4RB : La première partie de votre ouvrage propose une conceptualisation de ce que vous définissez comme une « figure-limite ». Est-ce que vous pourriez revenir rapidement sur cette définition et sur les raisons qui font de cette figure un objet aussi difficile à saisir.

5GT : Le problème de la définition de la liste tient justement dans sa forme même, qui s’oppose à la plupart des modes définitoires envisagés par la théorie littéraire lorsqu’elle cherche à comprendre un objet. La liste pure, si un tel objet existe – ce que je ne crois pas, mais qu’il faut admettre heuristiquement – est non-apophantique, pour reprendre ce terme d’Aristote ; elle se refuse à faire fonctionner de manière simple le caractère affirmatif de la prédication. Elle s’oppose à toute définition essentialisante, qui sert de modèle aux dictionnaires et aux encyclopédies. Elle ne dit jamais « A est P », elle dit toujours « A est P, Q, R, S, T » et dès lors lutte contre le caractère assignatif de la définition. Et cette qualité particulière se déporte sur les propriétés mêmes de la liste, qui non seulement sont très diverses, mais également oppositionnelles. Ainsi une liste peut se révéler, comme on le sait, ouverte ou fermée ; mais selon qu’elle est l’un ou l’autre, elle ne recoupera plus la même réalité praxéologique : sa pratique, ses usages seront incompatibles.

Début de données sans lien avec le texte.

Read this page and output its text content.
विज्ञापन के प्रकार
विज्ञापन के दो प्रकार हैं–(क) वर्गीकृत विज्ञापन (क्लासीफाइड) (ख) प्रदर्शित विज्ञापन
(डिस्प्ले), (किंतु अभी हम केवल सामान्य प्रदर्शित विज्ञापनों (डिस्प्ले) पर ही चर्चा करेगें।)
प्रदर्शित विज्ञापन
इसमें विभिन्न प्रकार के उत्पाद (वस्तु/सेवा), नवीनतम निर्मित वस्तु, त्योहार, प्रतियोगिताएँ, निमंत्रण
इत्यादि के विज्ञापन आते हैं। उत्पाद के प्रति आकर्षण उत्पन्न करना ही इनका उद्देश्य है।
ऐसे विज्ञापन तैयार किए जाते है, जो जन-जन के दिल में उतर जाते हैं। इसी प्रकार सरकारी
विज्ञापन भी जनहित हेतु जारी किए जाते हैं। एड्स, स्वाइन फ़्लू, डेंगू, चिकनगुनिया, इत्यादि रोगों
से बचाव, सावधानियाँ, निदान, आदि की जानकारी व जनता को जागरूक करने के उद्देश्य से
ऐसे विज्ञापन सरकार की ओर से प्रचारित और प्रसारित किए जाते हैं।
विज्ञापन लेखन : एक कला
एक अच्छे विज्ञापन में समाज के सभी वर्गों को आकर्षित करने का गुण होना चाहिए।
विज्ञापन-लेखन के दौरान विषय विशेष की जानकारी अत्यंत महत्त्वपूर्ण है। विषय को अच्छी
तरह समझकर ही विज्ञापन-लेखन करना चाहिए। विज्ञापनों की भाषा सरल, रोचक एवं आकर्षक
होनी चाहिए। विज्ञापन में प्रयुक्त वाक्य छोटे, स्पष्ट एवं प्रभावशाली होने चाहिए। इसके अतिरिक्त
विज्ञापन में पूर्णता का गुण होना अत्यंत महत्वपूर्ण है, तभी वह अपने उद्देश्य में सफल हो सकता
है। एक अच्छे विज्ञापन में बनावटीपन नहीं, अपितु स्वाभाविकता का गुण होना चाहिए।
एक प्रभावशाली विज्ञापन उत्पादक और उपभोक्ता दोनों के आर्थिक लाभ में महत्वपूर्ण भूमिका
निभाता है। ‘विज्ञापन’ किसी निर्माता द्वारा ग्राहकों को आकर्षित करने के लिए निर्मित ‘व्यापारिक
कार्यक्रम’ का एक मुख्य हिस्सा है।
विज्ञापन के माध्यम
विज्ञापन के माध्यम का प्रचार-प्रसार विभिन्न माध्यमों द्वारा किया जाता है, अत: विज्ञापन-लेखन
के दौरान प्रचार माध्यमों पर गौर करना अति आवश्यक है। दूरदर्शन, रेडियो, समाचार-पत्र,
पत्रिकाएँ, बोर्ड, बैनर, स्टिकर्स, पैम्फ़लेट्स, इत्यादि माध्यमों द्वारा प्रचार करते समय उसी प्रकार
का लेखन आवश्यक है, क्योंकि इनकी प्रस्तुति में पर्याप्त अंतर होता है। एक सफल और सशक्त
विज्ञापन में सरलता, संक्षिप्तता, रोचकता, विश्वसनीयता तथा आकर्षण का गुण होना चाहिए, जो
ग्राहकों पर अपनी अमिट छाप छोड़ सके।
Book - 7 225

6Dès lors, les tentatives de définir l’objet liste ne peuvent englober tout ce qu’il peut être, mais comme il faut bien de temps en temps refermer la conceptualisation, je considère i. qu’on ne peut nommer « liste » qu’un objet verbal et discursif, à l’exclusion de l’image par exemple, et ii. qu’elle se reconnaît à la commensuration des items qui la composent, c’est-à-dire à la tendance plus ou moins marquée de ses items à se ressembler morphologiquement et à se différencier sémantiquement. De cette conceptualisation émane la centralité de l’asyndète énumérative, qui constitue la figure fondamentale de la liste, en français du moins. Or il faut tout de suite observer que l’asyndète est une figure particulière, en ce qu’elle est soustractive : c’est la suppression des termes conjonctifs d’un énoncé. C’est, en fait, la mise en évidence des blancs entre les items. L’asyndète, comme elle n’ajoute rien mais retranche, laisse en quelque sorte la liste à elle-même, à sa propre économie minimale. La raison pour laquelle je considère la liste comme une figure-limite tient à cet isolement, puisque la liste ne concourt pas à la construction ordinaire de la phrase ou de l’énoncé, mais s’y oppose, à son propre bénéfice et à celui, éventuellement, de son énonciateur.

7RB : La partie théorique de votre ouvrage n’insiste pas seulement sur la « poétique » de la liste, mais également sur ce que vous définissez comme une « éthique », qui associe cette figure à une sorte de balancement entre deux pôles définis par leur tonalité « thymique » : l’hybris et la mélancolie. Pourriez-vous définir ces deux formes extrêmes et expliquer comment cette polarité s’est dégagée de vos analyses.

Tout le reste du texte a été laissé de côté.